Publié le 13 octobre 2023 par Alexcessif
La fiancée du poète

Le cerf dans le jardin n'est pas en bronze mais en ciment. Ringard aux yeux d'un bobo en trottinette, émouvant de souvenirs pour Mireille/Yolande Moreau qui rentre au pays dans sa maison d'enfance aussi délabrée que sa vie. Subsiste sur un mur un portrait de Rimbaud pour la poésie du titre et une façade de décrépitude pour l'ambiance mais l'électricité fonctionne encore dans sa chambre d'adolescente. On se doute qu'une mauvaise météo pourrait gâcher l'ambiance 

Qu'est ce que je disais? Le vent claque sur les volets, une fenêtre s'ouvre, le vent du reproche trouble le sommeil de Mireille 

On l'a tous connu ça, non? L'erreur fondamentale d'attribution où le "c'est pas ma faute" de l'échec le dispute au " j'ai fait ce qu'il fallait" de la réussite. Tu peux toujours tenir la comptabilité des causes externes et des causes internes, il reste des heures à ces nuits blanches noires de fantômes. L'on y trinque avec la soif de l'aube la lie des calices de culpabilité 

Au sortir de cette nuit désertique, la lucidité incite à fuir la solitude, se rapprocher des autres épidermes compatibles pour se tenir chaud.

Y a quoi sur le mercato dans une ville près de la frontière belge? 

Peu de chances de tirer un As à vrai dire. Et puis que faire d'un as avec un brelan de sept?

Le script [me] suggère que nous n'avons de choix qu'en proportion de nos compétences. " Qui se ressemble s'assemble" dirait la mère Denis.

Voilà pour les causes internes. Les causes externes, c'est le mercato. 

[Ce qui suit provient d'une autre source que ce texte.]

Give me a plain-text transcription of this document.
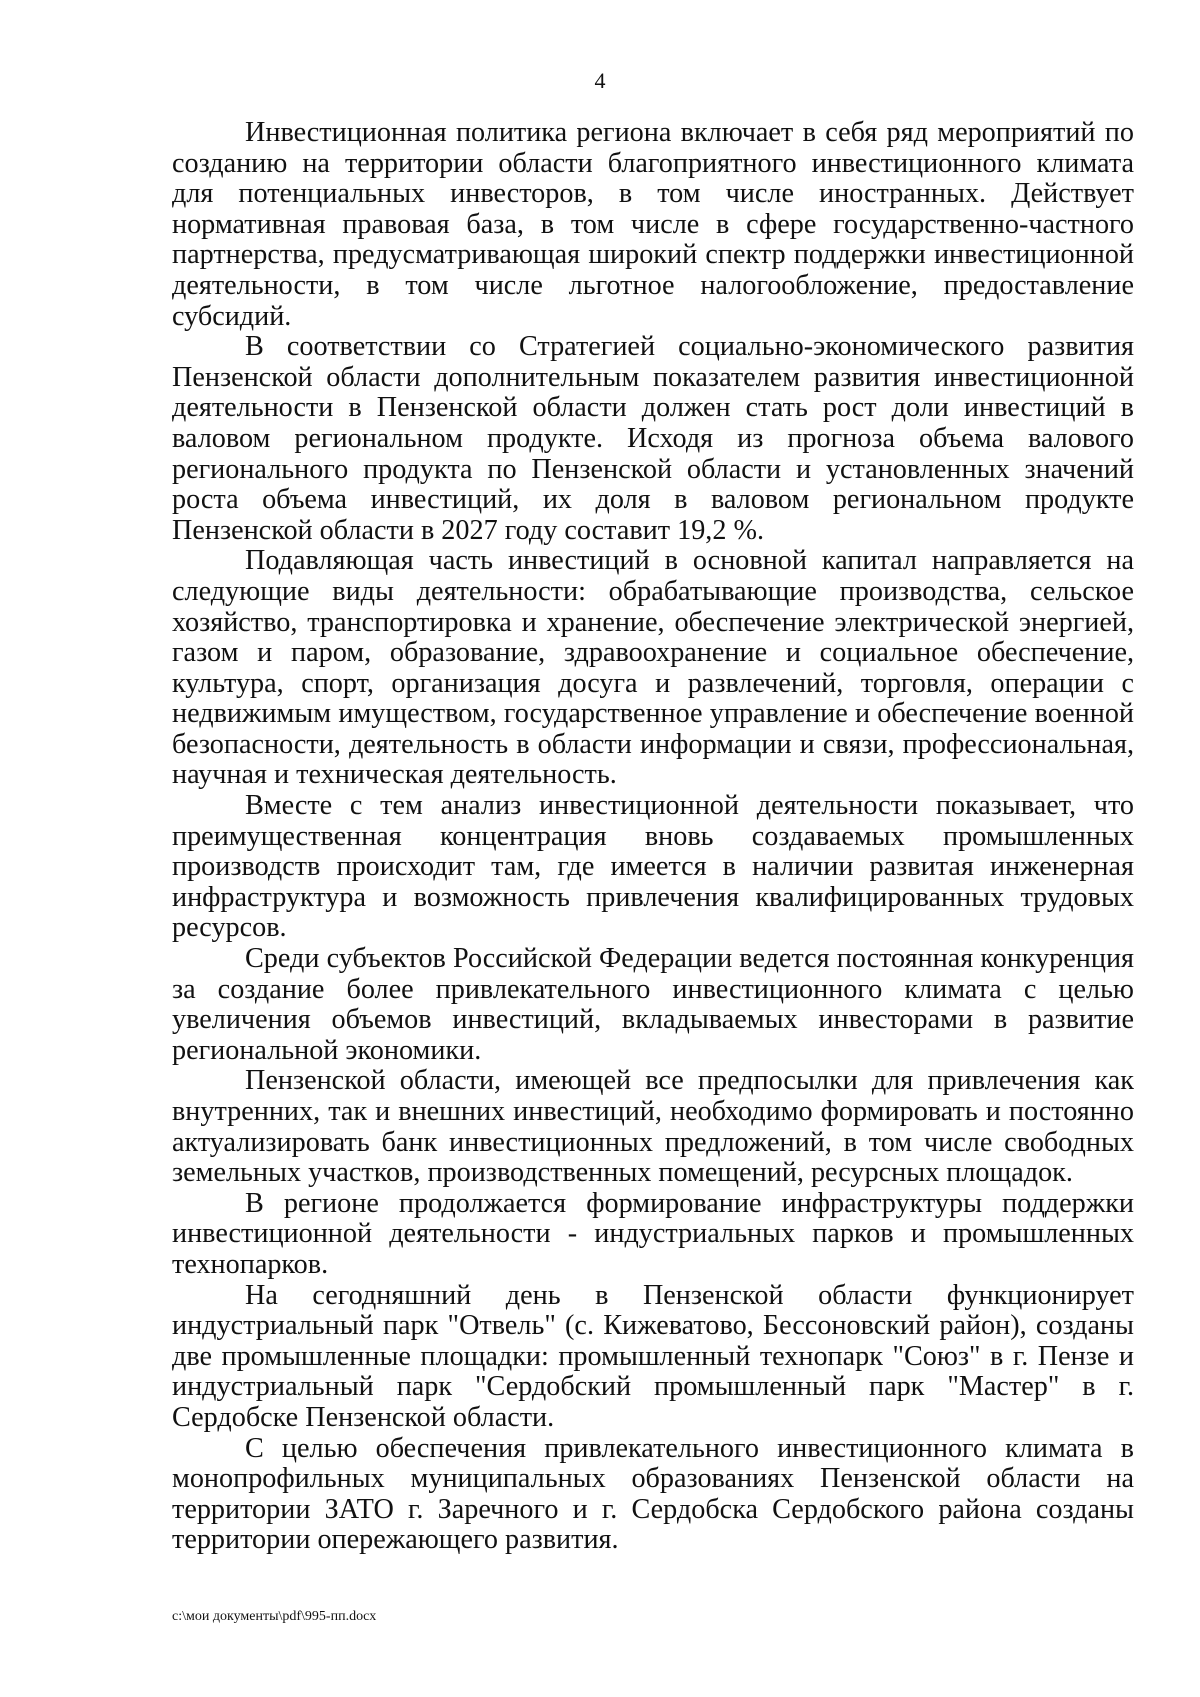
4

Инвестиционная политика региона включает в себя ряд мероприятий по созданию на территории области благоприятного инвестиционного климата для потенциальных инвесторов, в том числе иностранных. Действует нормативная правовая база, в том числе в сфере государственно-частного партнерства, предусматривающая широкий спектр поддержки инвестиционной деятельности, в том числе льготное налогообложение, предоставление субсидий.

В соответствии со Стратегией социально-экономического развития Пензенской области дополнительным показателем развития инвестиционной деятельности в Пензенской области должен стать рост доли инвестиций в валовом региональном продукте. Исходя из прогноза объема валового регионального продукта по Пензенской области и установленных значений роста объема инвестиций, их доля в валовом региональном продукте Пензенской области в 2027 году составит 19,2 %.

Подавляющая часть инвестиций в основной капитал направляется на следующие виды деятельности: обрабатывающие производства, сельское хозяйство, транспортировка и хранение, обеспечение электрической энергией, газом и паром, образование, здравоохранение и социальное обеспечение, культура, спорт, организация досуга и развлечений, торговля, операции с недвижимым имуществом, государственное управление и обеспечение военной безопасности, деятельность в области информации и связи, профессиональная, научная и техническая деятельность.

Вместе с тем анализ инвестиционной деятельности показывает, что преимущественная концентрация вновь создаваемых промышленных производств происходит там, где имеется в наличии развитая инженерная инфраструктура и возможность привлечения квалифицированных трудовых ресурсов.

Среди субъектов Российской Федерации ведется постоянная конкуренция за создание более привлекательного инвестиционного климата с целью увеличения объемов инвестиций, вкладываемых инвесторами в развитие региональной экономики.

Пензенской области, имеющей все предпосылки для привлечения как внутренних, так и внешних инвестиций, необходимо формировать и постоянно актуализировать банк инвестиционных предложений, в том числе свободных земельных участков, производственных помещений, ресурсных площадок.

В регионе продолжается формирование инфраструктуры поддержки инвестиционной деятельности - индустриальных парков и промышленных технопарков.

На сегодняшний день в Пензенской области функционирует индустриальный парк "Отвель" (с. Кижеватово, Бессоновский район), созданы две промышленные площадки: промышленный технопарк "Союз" в г. Пензе и индустриальный парк "Сердобский промышленный парк "Мастер" в г. Сердобске Пензенской области.

С целью обеспечения привлекательного инвестиционного климата в монопрофильных муниципальных образованиях Пензенской области на территории ЗАТО г. Заречного и г. Сердобска Сердобского района созданы территории опережающего развития.

c:\мои документы\pdf\995-пп.docx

Le mektoub t'as fait naître ici et tu reviens, plombé ou enrichi, au berceau de ton humanité personnelle après avoir parcouru le vaste monde

Éloge de la mocheté, de la tendresse et de la poésie. Film de et à la gloire de Yolande Moreau où des survivants balottés par la vie vivotent ensemble au bord de la Meuse, d'expédients, de brouilles et d'embrouilles dans une bicoque à l'abandon 

Il y a du faussaires au mètre carré dans cette communauté solidaire autour de la fiancée du poète. 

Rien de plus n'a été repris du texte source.